Par Christophe Domino · Le Journal des Arts

Le 2 février 2011 - 742 mots

Les artistes interrogent la dimension symbolique de l’intérieur et de l’extérieur, de la maison et de la ville

Si habiter est bien « le propre de l’humain », selon la formule titre d’un livre collectif dirigé par Thierry Paquot, Michel Lussault et Chris Younès, ce n’est pas seulement, rappellent les auteurs, une question d’organisation matérielle et pratique, ni l’affaire des seuls architectes, urbanistes, géographes ou sociologues. Après Heidegger, les philosophes ont donné à « l’habiter » une nouvelle densité, nourrissant cette réalité anthropologique d’une consistance existentielle majeure. Mais il revient plus encore aux artistes, habitants habités, de faire se rejoindre dimension symbolique et expérience vécue de cette réalité. De multiples voies s’ouvrent en effet au travers de deux parutions récentes, bien différentes pourtant dans leur nature éditoriale. Le premier est la monographie attendue d’un artiste puissant et discret, dont le langage, entre sculpture et vidéo, s’est imposé depuis les années 1990 : Marcel Dinahet, rappellent les textes de Jean-Marc Huitorel et Dominique Abensour, a travaillé des années avant de trouver, d’inventer le lieu d’où le monde prend consistance pour lui, et pour son spectateur. Puisque c’est en somme en quittant la terre ferme qu’il a pu saisir celle-ci dans ses propriétés étranges, en particulier en la filmant à partir de cet autre qu’est le monde de l’eau, altérité radicale, part inhumaine de la planète, hétérotopie radicale.  Filmant sous l’eau, ou plus exemplairement à la surface de l’eau avec une caméra livrée par flottaison à une visée décentrée, Dinahet et ses installations met en cause et fiche par terre la belle illusion de la consistance du monde. Quand il retourne la caméra sur les Finistères, du point de vue des poissons, l’artiste se met sans doute un peu en danger dans la dimension de performance de son travail, mais surtout il invente une extériorité sur le monde familier qui met en perspective instable l’assurance du terrien.

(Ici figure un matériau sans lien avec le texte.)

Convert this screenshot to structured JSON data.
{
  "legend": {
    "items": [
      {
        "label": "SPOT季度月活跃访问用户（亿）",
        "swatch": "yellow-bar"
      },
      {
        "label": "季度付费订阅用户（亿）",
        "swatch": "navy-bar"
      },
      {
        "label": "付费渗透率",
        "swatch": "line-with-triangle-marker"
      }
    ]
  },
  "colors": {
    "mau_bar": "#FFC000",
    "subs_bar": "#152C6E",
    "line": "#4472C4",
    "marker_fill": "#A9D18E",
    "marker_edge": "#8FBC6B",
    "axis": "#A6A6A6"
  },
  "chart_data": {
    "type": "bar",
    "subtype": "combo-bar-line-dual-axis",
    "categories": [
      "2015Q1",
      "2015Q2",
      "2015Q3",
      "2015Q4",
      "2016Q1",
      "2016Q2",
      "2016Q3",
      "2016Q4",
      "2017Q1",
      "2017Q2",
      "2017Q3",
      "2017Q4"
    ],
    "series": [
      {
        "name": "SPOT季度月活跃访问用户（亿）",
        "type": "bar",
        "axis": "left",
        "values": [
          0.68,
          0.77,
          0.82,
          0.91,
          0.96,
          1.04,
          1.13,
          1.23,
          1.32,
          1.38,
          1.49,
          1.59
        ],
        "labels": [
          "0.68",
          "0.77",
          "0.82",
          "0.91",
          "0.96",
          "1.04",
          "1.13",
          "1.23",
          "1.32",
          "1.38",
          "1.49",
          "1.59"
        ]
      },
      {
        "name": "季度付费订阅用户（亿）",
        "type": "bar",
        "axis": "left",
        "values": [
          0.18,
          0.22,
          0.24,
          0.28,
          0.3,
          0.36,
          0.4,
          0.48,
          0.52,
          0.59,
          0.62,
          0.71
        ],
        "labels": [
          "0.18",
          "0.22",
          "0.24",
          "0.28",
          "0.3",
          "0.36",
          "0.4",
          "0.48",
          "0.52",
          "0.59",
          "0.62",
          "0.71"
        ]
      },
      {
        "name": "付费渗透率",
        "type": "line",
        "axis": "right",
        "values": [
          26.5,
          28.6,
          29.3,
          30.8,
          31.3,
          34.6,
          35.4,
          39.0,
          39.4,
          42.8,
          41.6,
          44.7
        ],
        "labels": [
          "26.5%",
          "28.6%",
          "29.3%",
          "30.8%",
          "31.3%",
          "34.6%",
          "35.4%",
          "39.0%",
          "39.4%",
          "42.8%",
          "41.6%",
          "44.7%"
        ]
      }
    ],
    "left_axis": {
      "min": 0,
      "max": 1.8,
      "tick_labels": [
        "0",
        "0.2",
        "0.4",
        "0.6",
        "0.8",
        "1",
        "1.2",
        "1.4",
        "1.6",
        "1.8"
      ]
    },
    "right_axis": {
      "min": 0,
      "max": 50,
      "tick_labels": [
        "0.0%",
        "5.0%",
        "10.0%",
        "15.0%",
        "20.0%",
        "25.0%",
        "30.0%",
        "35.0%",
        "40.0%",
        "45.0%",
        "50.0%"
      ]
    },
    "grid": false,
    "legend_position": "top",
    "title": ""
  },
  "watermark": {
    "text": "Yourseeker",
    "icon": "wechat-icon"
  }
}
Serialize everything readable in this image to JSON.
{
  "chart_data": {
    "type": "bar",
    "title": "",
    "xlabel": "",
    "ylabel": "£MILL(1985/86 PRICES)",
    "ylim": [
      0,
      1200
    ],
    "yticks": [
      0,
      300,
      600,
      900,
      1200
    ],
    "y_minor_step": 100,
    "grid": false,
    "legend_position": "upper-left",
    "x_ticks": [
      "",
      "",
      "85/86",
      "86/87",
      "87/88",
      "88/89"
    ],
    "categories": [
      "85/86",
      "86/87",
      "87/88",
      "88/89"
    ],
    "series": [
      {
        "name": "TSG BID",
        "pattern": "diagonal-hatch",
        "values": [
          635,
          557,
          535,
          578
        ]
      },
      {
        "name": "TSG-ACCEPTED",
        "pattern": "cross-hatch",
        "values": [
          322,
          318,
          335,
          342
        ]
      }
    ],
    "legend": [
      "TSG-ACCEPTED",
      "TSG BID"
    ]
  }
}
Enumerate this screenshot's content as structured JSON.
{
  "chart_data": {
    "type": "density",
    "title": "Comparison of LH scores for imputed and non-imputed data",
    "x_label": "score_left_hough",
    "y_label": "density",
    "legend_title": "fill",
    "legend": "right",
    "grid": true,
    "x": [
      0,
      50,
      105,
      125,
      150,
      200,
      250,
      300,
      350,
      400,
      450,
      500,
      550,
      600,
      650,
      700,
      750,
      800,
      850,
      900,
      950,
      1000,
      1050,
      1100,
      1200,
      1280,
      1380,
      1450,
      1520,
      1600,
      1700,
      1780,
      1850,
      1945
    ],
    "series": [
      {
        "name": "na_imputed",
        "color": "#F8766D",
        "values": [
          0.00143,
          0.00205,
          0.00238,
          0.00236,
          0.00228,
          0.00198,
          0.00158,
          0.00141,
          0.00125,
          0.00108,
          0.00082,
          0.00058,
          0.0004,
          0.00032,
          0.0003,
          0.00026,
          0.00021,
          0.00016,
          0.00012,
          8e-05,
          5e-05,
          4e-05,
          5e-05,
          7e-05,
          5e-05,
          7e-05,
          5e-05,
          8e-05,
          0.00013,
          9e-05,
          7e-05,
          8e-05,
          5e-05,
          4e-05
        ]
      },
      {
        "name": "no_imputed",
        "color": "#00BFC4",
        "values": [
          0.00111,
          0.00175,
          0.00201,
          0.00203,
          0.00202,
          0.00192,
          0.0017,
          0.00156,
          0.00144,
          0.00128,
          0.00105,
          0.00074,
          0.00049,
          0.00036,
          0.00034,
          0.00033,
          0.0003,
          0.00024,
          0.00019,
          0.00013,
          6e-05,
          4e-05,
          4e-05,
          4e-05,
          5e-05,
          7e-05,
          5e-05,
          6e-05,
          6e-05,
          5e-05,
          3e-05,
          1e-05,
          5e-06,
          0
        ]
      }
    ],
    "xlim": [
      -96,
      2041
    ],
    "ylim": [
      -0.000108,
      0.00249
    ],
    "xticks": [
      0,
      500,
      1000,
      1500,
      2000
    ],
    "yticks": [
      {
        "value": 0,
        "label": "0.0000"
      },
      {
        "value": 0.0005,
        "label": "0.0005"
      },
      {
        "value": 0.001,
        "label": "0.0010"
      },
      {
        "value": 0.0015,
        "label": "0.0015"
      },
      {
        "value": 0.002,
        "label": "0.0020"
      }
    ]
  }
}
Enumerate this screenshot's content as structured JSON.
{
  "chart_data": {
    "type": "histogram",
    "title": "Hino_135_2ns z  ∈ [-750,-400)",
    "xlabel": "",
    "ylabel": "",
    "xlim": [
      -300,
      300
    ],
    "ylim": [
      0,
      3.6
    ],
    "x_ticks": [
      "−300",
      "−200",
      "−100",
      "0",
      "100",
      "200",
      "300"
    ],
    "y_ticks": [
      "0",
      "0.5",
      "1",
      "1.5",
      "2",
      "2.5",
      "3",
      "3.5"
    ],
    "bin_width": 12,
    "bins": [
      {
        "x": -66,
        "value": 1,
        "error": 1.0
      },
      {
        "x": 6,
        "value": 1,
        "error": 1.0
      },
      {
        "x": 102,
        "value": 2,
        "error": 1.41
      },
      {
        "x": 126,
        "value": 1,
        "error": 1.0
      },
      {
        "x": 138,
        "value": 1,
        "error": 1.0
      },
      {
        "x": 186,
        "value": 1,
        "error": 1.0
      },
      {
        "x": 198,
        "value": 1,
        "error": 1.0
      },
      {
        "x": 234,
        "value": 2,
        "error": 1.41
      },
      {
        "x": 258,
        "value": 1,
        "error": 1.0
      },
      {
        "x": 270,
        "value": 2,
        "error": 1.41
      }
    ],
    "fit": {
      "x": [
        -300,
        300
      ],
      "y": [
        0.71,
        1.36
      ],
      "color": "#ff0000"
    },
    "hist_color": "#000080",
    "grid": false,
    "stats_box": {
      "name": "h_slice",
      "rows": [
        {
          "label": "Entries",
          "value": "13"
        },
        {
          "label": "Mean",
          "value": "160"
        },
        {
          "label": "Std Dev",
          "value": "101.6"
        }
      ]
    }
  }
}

Malgré la frustration due à l’image inévitablement figée de l’œuvre vidéo que véhiculent les illustrations, ces pages révèlent, sous la plume de Larys Frogier par exemple, l’aspect construit de ce monde flottant, le caractère sculptural et structural des dispositifs de Dinahet.

De l’agir au construire
Quant à Habiter poétiquement le monde, s’il s’agit d’un catalogue, c’est surtout un livre de référence que le LAM, le musée d’art moderne et contemporain de Villeneuve d’Ascq, publie là, à l’occasion de sa réouverture (lire le JdA no 332, 8 octobre 2010, p. 8). Dense comme l’exposition qu’il accompagne (dont le titre anglais, « The world as poem », est plus direct), l’ouvrage (pour celui qui l’aura acquis à temps car le tirage est en passe d’être épuisé) développe une idée large de l’habiter portée par des œuvres aux registres très différents mais fortement convergents.  La rencontre des axes des collections du musée dessine un territoire artistique des plus convaincants, qui associe art brut et contemporain. L’habiter prend ici toute l’épaisseur que le philosophe pourrait lui donner, au travers de la diversité d’expériences d’écrivains, d’anonymes issus du monde de l’institution psychiatrique, d’inventeurs de mondes de différentes échelles, cosmiques ou mentaux, communs ou parfaitement singuliers.  La marche et le logis, la ville comme rêve et comme cauchemar, nous sommes pourtant très loin du sociologisme, et plus dans ce bain de symbole qu’est le monde habité. L’idée s’en trouve incarnée dans la plus grande diversité formelle, de l’agir au construire, de l’image au récit.  Plus d’une trentaine d’auteurs viennent donner son épaisseur à ce monde réel où rien ne distingue vraiment intérieur et extérieur, explorateurs au long cours et voyageurs immobiles. Maison, carte, territoire, page, arpenteurs, bâtisseurs, les essais du livre, en célébrant, en décomptant, en rêvant, passent par autant d’œuvres permettant de philosopher le monde. Du Facteur Cheval à Hanne Darboven, en passant par Sergueï Paradjanov ou Robert Filliou, on se souvient tout au long du parcours de Jean-François Lyotard, quand il pointait la « très mince différence entre être sur la lune et être dans la lune ». Non, décidément, il s’agit de bien autre chose que d’un simple catalogue d’exposition.     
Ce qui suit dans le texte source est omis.